Activity 04: Linear Data Structures Review
Learning Goals
You will work towards being able to…
- Understand the time and space complexity properties of Arrays, Stacks, Queues, and Lists
Instructions
-
The textbook does a good job reviewing high-level aspects of the linear data structures we’ll be using, but it misses out on some salient details: Namely, the time complexities of basic operations using these data structures. Construct a table that lists the worst-case time complexity of each operation available from a generic Array, Stack, Queue, and List (i.e., consider insert, remove, or look up an element in these collections). Do this using big-$\Theta$s.

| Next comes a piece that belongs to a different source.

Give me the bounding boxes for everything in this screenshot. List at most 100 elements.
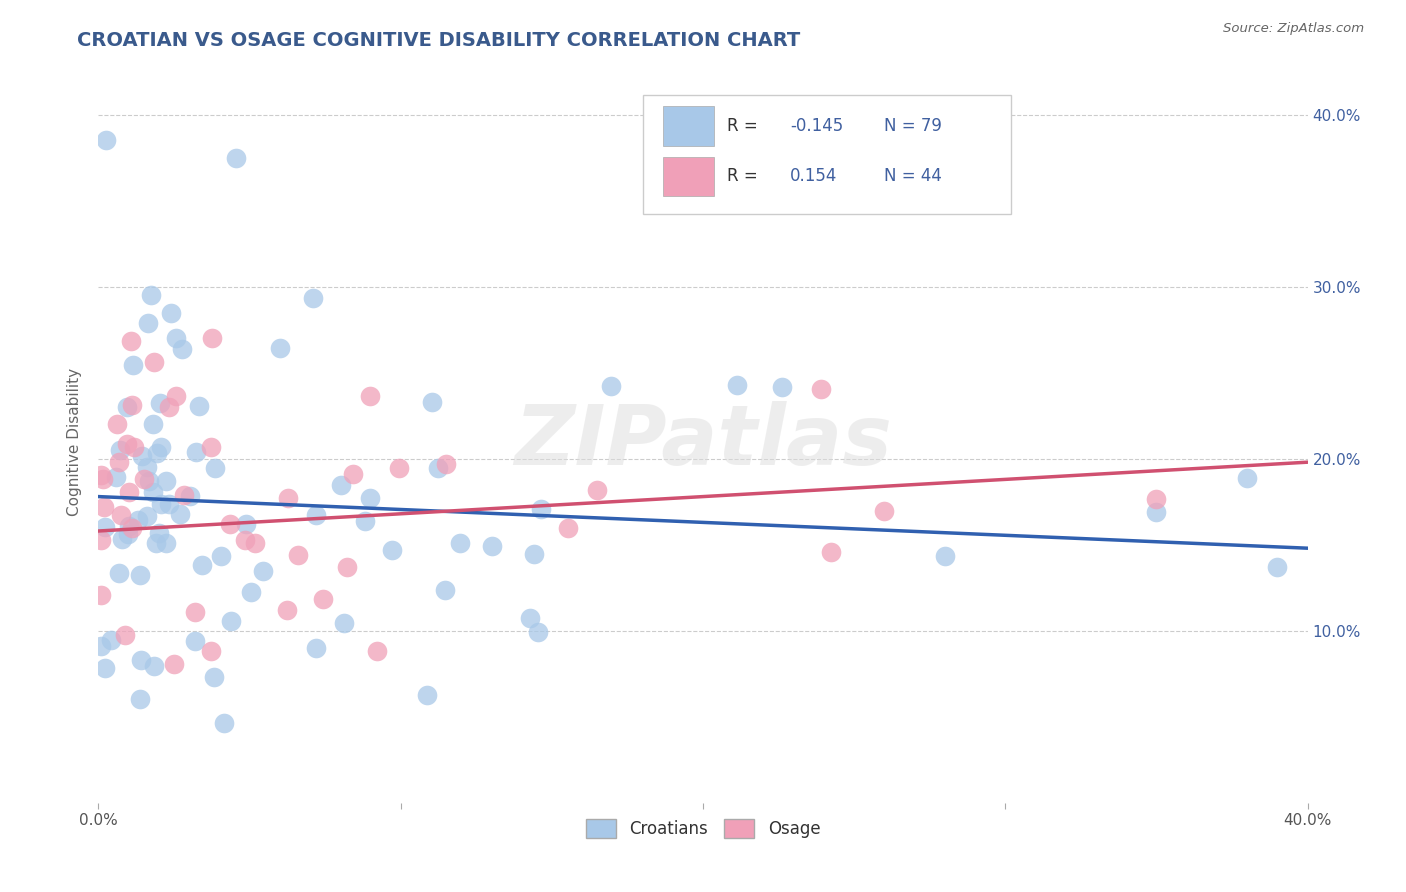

You don’t have to provide a proof for each (but if you worry you couldn’t construct one, it might be worth attempting!).
-
Now let’s practice reasoning about algorithms that use these data structures. Consider the following pseudocode
StackFunction(String s):
Let st be a stack
For i <- 1 to length(s):
st.push(s[i])
For i <- 1 to length(s):
If s[i] != st.pop():
return false
return true
(one day I’ll figure out a nicer way to format pseudocode here)
What does it do?
-
What is this algorithm’s big-$\Theta$ time complexity? Can you prove it? You don’t know the exact growth functions for the time complexity of the calls to push and pop, but does knowing their big-$\Theta$ let you reason about StackFunction’s big-$Theta$?
-
For credit: Submit your table from part 1 and your reasoning for part 3.